Patrick Flanagan, founder and owner of PJF Firewood in Carrowbehy, pulls out his phone to show me adverts on Facebook Marketplace for timber vendors in Ballyhaunis and Claremorris. The vendor’s names suggest they’re hiding behind fake personas. 

“I pay €6,000 for insurance, €1,000 a year for my certification, I pay PAYE and PRSI for my employees but it’s me the council comes and inspects, not these cowboys.”

The phone has been hopping at PJF Firewood since Storm Éowyn, which felled more trees than any storm in living memory.

“People want me to come and take away trees but we can’t,” explains Flanagan who operates the business near his home on the Mayo-Roscommon border.

PJ Firewood is a licensed operator so it cannot buy random supplies from tree surgeons, for instance, “because we wouldn’t be able to certify it, and there has to be a felling license for the timber we use". Flanagan buys his timber from forestry companies and processes it in line with government regulations which aim to reduce the pollution from solid fuels like smoky coal and moist timber.

“Most of our timber is coming from Dunmore, Ballaghaderreen and Dowra," he explains, adding that these suppliers want to provide a minimum of 10 articulated truckloads at a time. These licensed operators also provide Flanagan with the paperwork he needs for his own certification: he’s licensed by the Environmental Protection Authority and is a member of Wood Fuels Quality Assurance scheme.

Certification reassures his clients - the shops - that the wood meets national standards on solid fuel. Under government legislation, retailers are prevented from selling firewood with a moisture content above 20%.

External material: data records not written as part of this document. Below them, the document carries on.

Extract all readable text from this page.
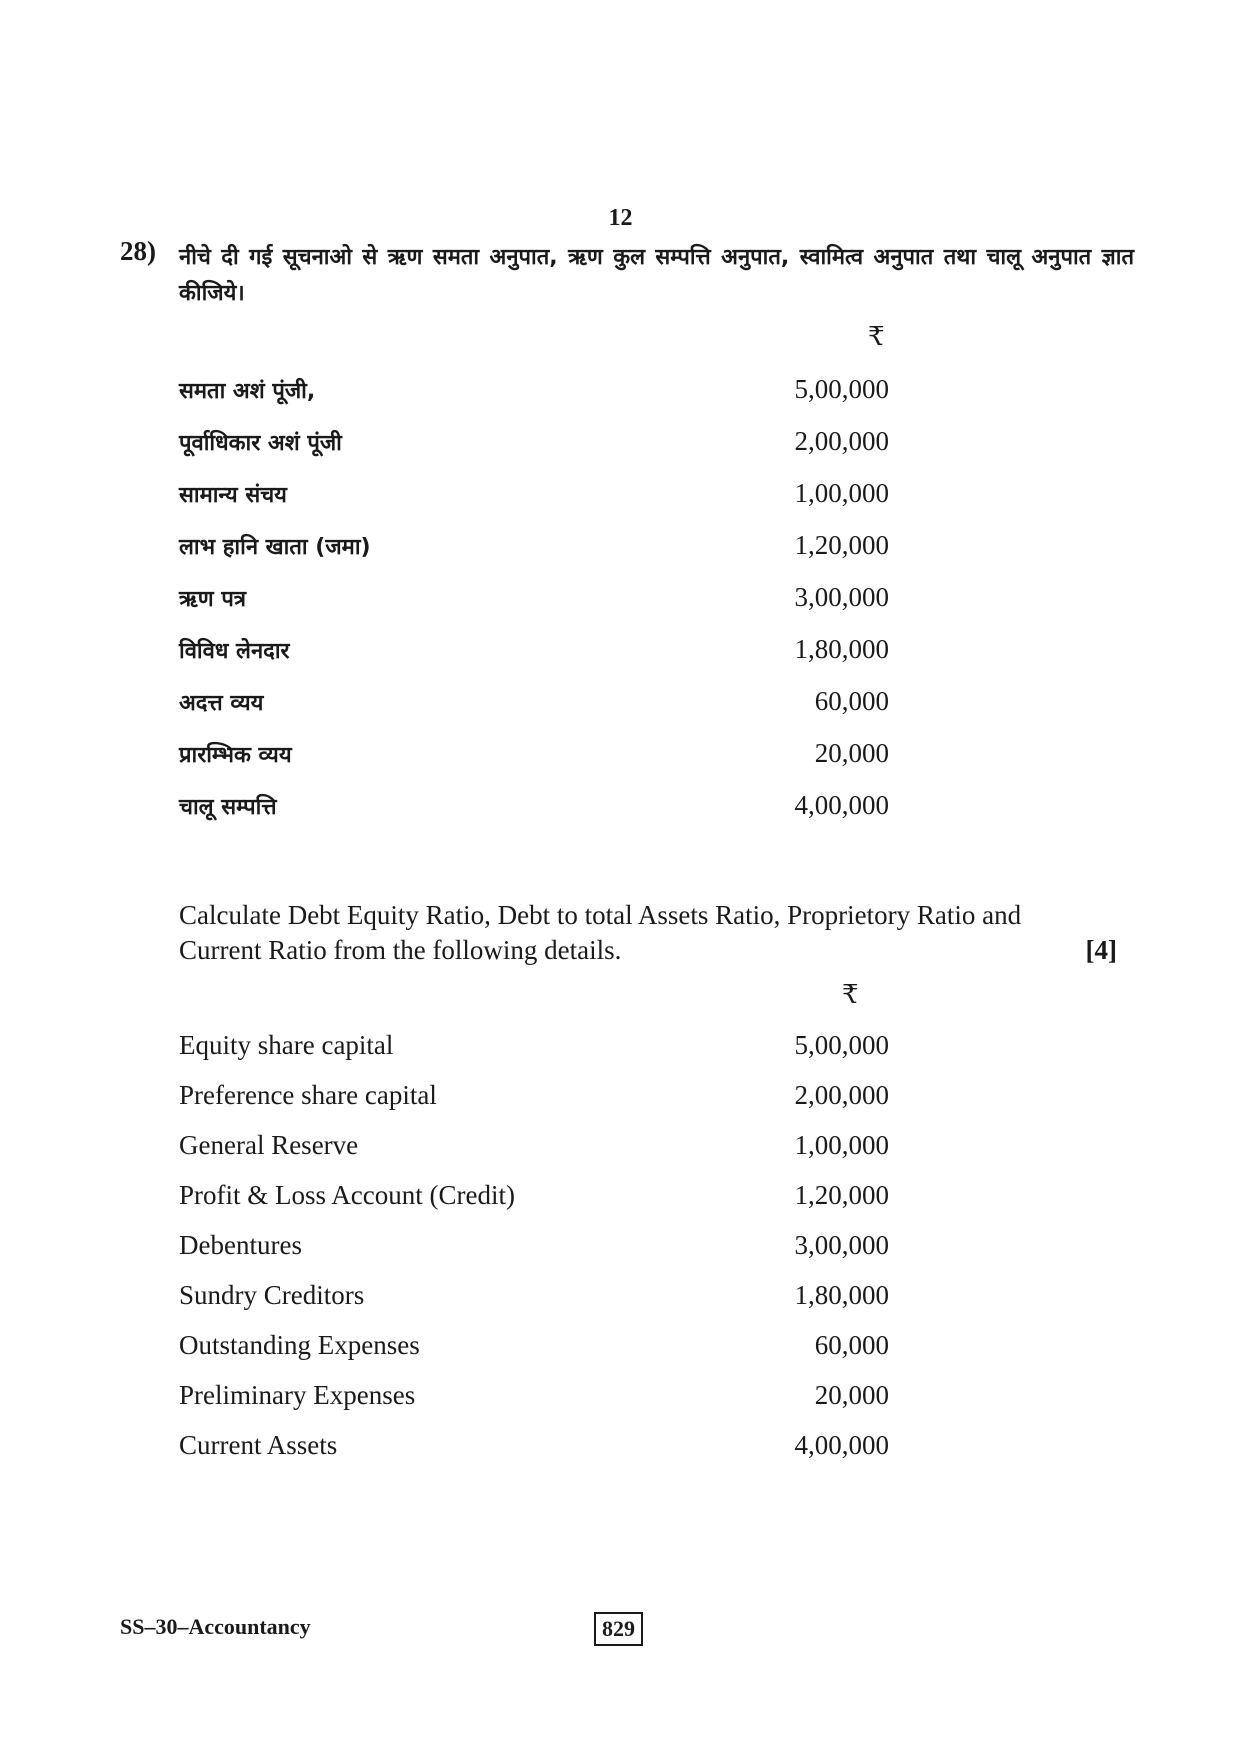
12
28) नीचे दी गई सूचनाओ से ऋण समता अनुपात, ऋण कुल सम्पत्ति अनुपात, स्वामित्व अनुपात तथा चालू अनुपात ज्ञात कीजिये।
₹
समता अशं पूंजी,	5,00,000
पूर्वाधिकार अशं पूंजी	2,00,000
सामान्य संचय	1,00,000
लाभ हानि खाता (जमा)	1,20,000
ऋण पत्र	3,00,000
विविध लेनदार	1,80,000
अदत्त व्यय	60,000
प्रारम्भिक व्यय	20,000
चालू सम्पत्ति	4,00,000
Calculate Debt Equity Ratio, Debt to total Assets Ratio, Proprietory Ratio and
Current Ratio from the following details.	[4]
₹
Equity share capital	5,00,000
Preference share capital	2,00,000
General Reserve	1,00,000
Profit & Loss Account (Credit)	1,20,000
Debentures	3,00,000
Sundry Creditors	1,80,000
Outstanding Expenses	60,000
Preliminary Expenses	20,000
Current Assets	4,00,000
SS–30–Accountancy	829
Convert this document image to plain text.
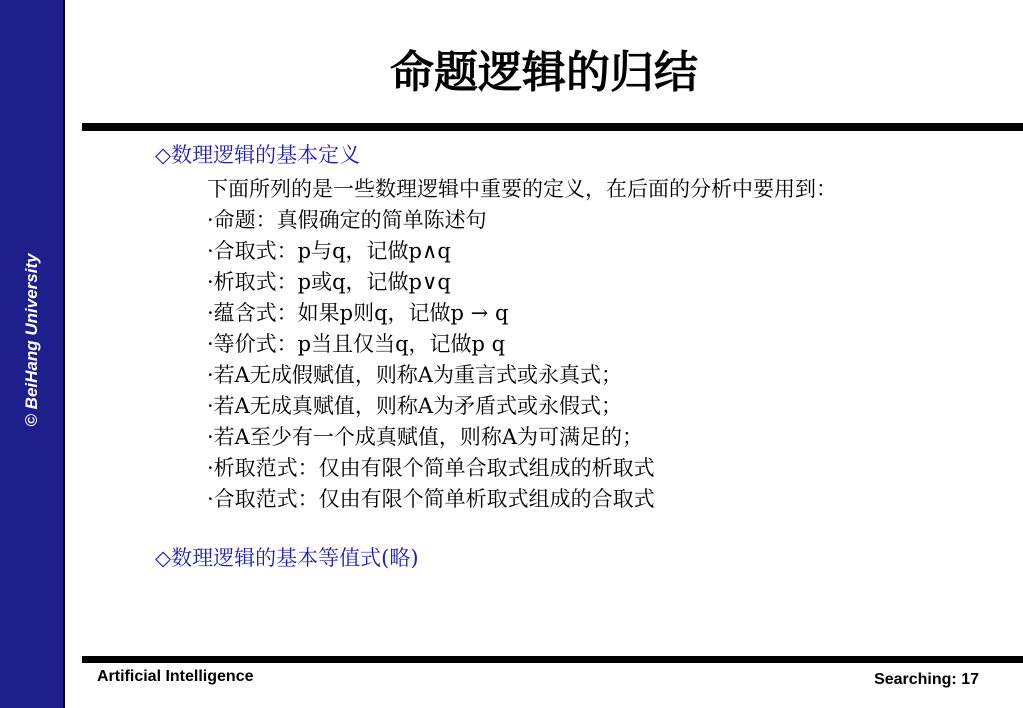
© BeiHang University
命题逻辑的归结
◇数理逻辑的基本定义

下面所列的是一些数理逻辑中重要的定义，在后面的分析中要用到：

·命题：真假确定的简单陈述句
·合取式：p与q，记做p∧q
·析取式：p或q，记做p∨q
·蕴含式：如果p则q，记做p → q
·等价式：p当且仅当q，记做p q
·若A无成假赋值，则称A为重言式或永真式；
·若A无成真赋值，则称A为矛盾式或永假式；
·若A至少有一个成真赋值，则称A为可满足的；
·析取范式：仅由有限个简单合取式组成的析取式
·合取范式：仅由有限个简单析取式组成的合取式
◇数理逻辑的基本等值式(略)
Artificial Intelligence	Searching: 17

A more commercial reason for why he can’t take the timber is because he has several large stacks of logs cut to a uniform 1.5 metres and ready to be dropped through a series of automated processes that produce bagged, kiln-dried pieces of softwood timber ready for delivery to a network of shops across Mayo and Roscommon.

While Flanagan received grant support from the LEADER rural funding programme to set up his business, he’s also seeking government assistance now to adapt to the changing climate.

Stormier weather has created demand for Flanagan’s timber: the aftermath of the most recent storm was a particularly busy time as locals in cold, dark houses turned to solid fuel.

However, wetter weather – like storms that are a product of climate change – makes it harder to dry the timber he’s selling. 

“You might have 10,000 tons drying for 18 months and it’s still not dry.” 

That’s why he wants the Government to subsidise drying costs for operators like him. Otherwise, he believes, businesses like his will close and the public will revert to burning dirtier fuel like coal – or wet timber from unlicensed operators.

Another worry is that the storm will further increase the cost of timber he buys. The cost of a log has risen by 50% in the past two years due to higher felling costs - diesel and higher wages – but clearing wind-blown timber and forests that have pockets of felled trees will be more expensive, Flanagan fears. 

“It probably will but we won’t know till next year," he says.

Flanagan, aged 35, operates a kiln at his premises, a yard overlooking Cloonagh Lake which hums with front loaders and machines that split, chop and splinter logs into firewood and kindling.

The drying process happens in a shipping container, loaded with cages of chopped timber, through which the warm air is circulated. Sauna-like temperatures and a sweet, warm smell of drying timber fill the air when Flanagan opens the container. The kiln furnace is fired on waste cuttings and oversized logs. Sawdust meanwhile is bagged separately as a saleable by-product sought by horse farms.

The productivity of the Carrowbehy yard is expanding Flanagan’s customer base. The company has gone from seven to 14 shops in the past year. 

“We advertise less. It’s all word of mouth now. Retailers want a steady supply... they want someone reliable with a steady supply and high standards, someone who’s going to be there in a month’s time.” 

With peat briquettes gone from the market, customers switch from sawdust and willow briquettes because there’s a lot of ash from them.

Now a decade in business, PJF remains in expansion mode. Flanagan plans to extend his kiln drying facility in order to dry higher volumes of timber while he’s also seeking to replace his kindling machine – it turns out 800 bags of kindling on an eight-hour shift – with a larger machine from the supplier in Scotland who’s supplied most of his equipment.